Пока Георгий переводит, глаза всех устремляются на меня.
Рассказывая о Марии, я вижу её. Вижу скорбное лицо. Вижу, как во время богослужения она стоит в церкви. Всегда в задних рядах прихожан. Вижу её тщательно заштопанную вечно чёрную одежду, стоптанные башмаки. Давно похоронившая любимого мужа — простого рыбака, одинокая, она, не имея ничего, кроме жалкой пенсии, ухитряется помогать всем. Всегда неожиданно возникает там, где трудно, где кто‑то болен. На жалкие гроши позволяет себе купить игрушку для больного ребёнка, принести кастрюлю супа в дом голодного и при этом вдруг так улыбнётся, что у человека отлегает от сердца
Рассказываю о том, какое участие приняла Мария в моей судьбе — никому неизвестного иностранца, оказавшегося на этом острове прошлой зимой.

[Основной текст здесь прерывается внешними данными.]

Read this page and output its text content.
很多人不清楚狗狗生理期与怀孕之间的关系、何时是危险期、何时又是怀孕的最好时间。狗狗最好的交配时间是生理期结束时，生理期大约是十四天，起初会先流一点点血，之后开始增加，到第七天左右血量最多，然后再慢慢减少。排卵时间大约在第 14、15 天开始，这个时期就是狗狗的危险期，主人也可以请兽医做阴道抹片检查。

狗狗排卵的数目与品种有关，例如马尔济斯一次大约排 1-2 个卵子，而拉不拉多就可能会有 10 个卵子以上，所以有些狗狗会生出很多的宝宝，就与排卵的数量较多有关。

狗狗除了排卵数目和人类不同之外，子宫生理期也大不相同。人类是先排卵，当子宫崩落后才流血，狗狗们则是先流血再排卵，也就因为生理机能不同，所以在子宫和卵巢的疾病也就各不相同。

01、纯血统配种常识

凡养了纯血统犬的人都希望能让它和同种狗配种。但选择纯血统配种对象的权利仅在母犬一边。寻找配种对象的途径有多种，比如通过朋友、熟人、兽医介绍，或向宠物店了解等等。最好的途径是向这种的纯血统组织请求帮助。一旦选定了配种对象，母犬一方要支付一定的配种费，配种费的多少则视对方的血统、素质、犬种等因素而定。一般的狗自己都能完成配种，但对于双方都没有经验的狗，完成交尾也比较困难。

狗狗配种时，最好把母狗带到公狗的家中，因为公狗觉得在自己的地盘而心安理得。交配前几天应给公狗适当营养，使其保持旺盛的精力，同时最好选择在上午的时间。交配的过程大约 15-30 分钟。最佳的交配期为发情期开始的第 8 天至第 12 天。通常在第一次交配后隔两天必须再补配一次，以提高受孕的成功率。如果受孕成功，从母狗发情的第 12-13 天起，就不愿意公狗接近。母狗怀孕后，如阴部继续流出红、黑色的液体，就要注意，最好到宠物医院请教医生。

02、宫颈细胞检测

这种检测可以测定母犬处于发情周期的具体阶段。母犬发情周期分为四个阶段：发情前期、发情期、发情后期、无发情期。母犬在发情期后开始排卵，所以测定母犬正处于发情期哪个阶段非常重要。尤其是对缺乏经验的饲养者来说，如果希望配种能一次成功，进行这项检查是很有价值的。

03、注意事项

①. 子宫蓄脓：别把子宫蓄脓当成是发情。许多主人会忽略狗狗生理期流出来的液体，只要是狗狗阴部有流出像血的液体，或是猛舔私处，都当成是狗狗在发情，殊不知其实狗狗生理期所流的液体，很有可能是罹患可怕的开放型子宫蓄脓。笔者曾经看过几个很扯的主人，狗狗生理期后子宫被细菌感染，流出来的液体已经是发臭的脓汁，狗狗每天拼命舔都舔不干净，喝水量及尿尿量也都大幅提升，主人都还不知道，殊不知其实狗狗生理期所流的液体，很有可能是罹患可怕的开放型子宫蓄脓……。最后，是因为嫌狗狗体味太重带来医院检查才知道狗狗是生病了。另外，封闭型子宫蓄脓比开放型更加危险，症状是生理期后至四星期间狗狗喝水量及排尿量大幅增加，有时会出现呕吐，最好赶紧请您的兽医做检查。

Трудно понять, на что она существует, старая, больная, никогда ничего не просящая для себя у Бога.
Скажи, почему они прослезились, эти австрийцы, почему плачут Ольга, Катя, Светлана? Почему у самого першит в горле?
Кто‑то касается моего плеча. Это отец Василий.
— Дорогие мои, что ж вы так засиделись? Час дня. Пора в храм, на молитву. Нехорошо опаздывать.
Действительно, пространство под куполом шатра пусто. Мы все словно очнулись.
Под предводительством отца Василия австрийцы и наши торопливо идут к храму.
А я отстаю.
Вспоминаю о неминуемой перспективе встречи с Игорем. Стоило ли ехать во Францию, чтобы вместо Франции все семь дней видеть перед собой лицо этого московского хлыща с его косичкой и серьгой в ухе? Там, в Греции, Марии не было дела до моей национальности. И сейчас этим австрийцам тоже не было дела.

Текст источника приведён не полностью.